大宮の至宝、19歳の奥抜侃志が待望プロ初ゴール!「一つしかコースはなかった」

大宮の奥抜侃志。(C)SAKANOWA

ジュニアユースから大宮育ちの2年目が上位へ導く先制弾。

[J2 17節] 大宮 3-1 京都/2019年6月8日/NACK5スタジアム大宮

 大宮アルディージャのMF奥抜侃志(おくぬき・かんじ)が京都サンガF.C.戦の12分、カウンターから茨田陽生のパスを受けると、DFとGKの間を倒れこみながらも通す渾身のシュートで先制点をもたらした。今季初先発で嬉しいリーグ戦初ゴール。大宮ジュニアユースから育てられてきた2年目19歳のこの一撃もあり、チームは4連続引き分けを挟み5試合ぶりの勝利を収めた。これで大宮は13試合負けなしだ。

 京都にボールを支配されるなか、ホームチームは相手の攻撃を5バック気味で受けながら、ボールを奪えばカウンターに転じてチャンスをうかがった。

 迎えた12分、大宮の33番が「走り込めるコースが一つしかなかった」という狭いスペースを攻略し、ピンポイントでシュートを突き刺した。

「奥井選手のボールカットから、良い形でカウンターに持ち込めました。フアンマ選手から茨田選手にボールが渡り、僕が走り込めるコースは一つしかなかったので、そこで要求したところへ良いパスが来ました。あとは気持ちで押し込むだけでした」

 奥抜はそうように振り返り笑った。

 昨季は石井正忠前監督のもと、5試合で先発するなどリーグ戦で計7試合のピッチに立ったが、レギュラーに定着することはできなかった。

 高木琢也監督が就任した今季、これまでの出場は交代からの1試合のみ。指揮官の”個人指導”を受けることもあったそうで、「ボールをはたく位置、ボールを持つ位置を、口酸っぱく言われ、そこは常に考えてプレーしてきました」という。

 そうしたなかで、「悩んだり試行錯誤した時期があり、そこで自分がモノにしてきたことは『間違いではない』と感じられて、今日一つ証明できました」。一つの確信へ。サッカー人生のターニングポイントにもなるゴールとなった。

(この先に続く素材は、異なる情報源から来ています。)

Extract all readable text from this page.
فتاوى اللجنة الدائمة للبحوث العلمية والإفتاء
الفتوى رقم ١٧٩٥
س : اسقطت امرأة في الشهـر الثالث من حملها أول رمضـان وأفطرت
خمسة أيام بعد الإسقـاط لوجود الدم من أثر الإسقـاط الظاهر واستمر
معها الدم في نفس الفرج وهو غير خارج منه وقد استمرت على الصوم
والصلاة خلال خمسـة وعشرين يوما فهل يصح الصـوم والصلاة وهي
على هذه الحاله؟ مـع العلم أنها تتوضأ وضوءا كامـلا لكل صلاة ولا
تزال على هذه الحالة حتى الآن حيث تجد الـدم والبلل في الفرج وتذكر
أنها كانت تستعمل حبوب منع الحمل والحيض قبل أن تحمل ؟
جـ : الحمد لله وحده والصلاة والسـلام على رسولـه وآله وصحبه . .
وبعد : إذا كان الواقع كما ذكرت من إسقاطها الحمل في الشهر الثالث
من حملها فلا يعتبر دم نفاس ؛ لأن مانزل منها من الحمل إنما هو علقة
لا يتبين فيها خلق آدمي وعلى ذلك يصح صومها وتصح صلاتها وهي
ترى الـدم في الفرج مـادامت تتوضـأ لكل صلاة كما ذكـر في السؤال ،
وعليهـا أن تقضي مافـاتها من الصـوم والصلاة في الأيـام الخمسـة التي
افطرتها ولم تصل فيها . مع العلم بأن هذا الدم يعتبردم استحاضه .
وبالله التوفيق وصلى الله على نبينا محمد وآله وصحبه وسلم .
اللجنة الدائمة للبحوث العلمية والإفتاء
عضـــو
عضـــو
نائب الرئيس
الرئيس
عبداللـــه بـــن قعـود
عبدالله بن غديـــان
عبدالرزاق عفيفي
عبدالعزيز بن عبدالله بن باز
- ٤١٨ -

「大宮は先制すれば勝てる試合が多い。だから狙っていましたし、大きかったと思います。(高木監督からは)前からの守備と特長であるドリブルや時間を作るところは期待してくれていたので、そこは今日出せたと思います。ただ、期待に応えるのが遅くなってしまいましたね」

 期待値の大きい大宮の至宝だ。卓越したボールコントロール、その技術を生かした緩急織り交ぜたドリブル突破、勝負どころを見逃さない嗅覚――それらがしっかり噛み合った時の凄みを今回、ついにホームスタジアムで垣間見せた。

 ゴール裏にいる大勢の大宮サポーターの前で、インパクトを放つ閃光を放った。相手に脅威を与えるプレーを、このままコンスタントに続けていければ、一段と輝きを増していくはずだ。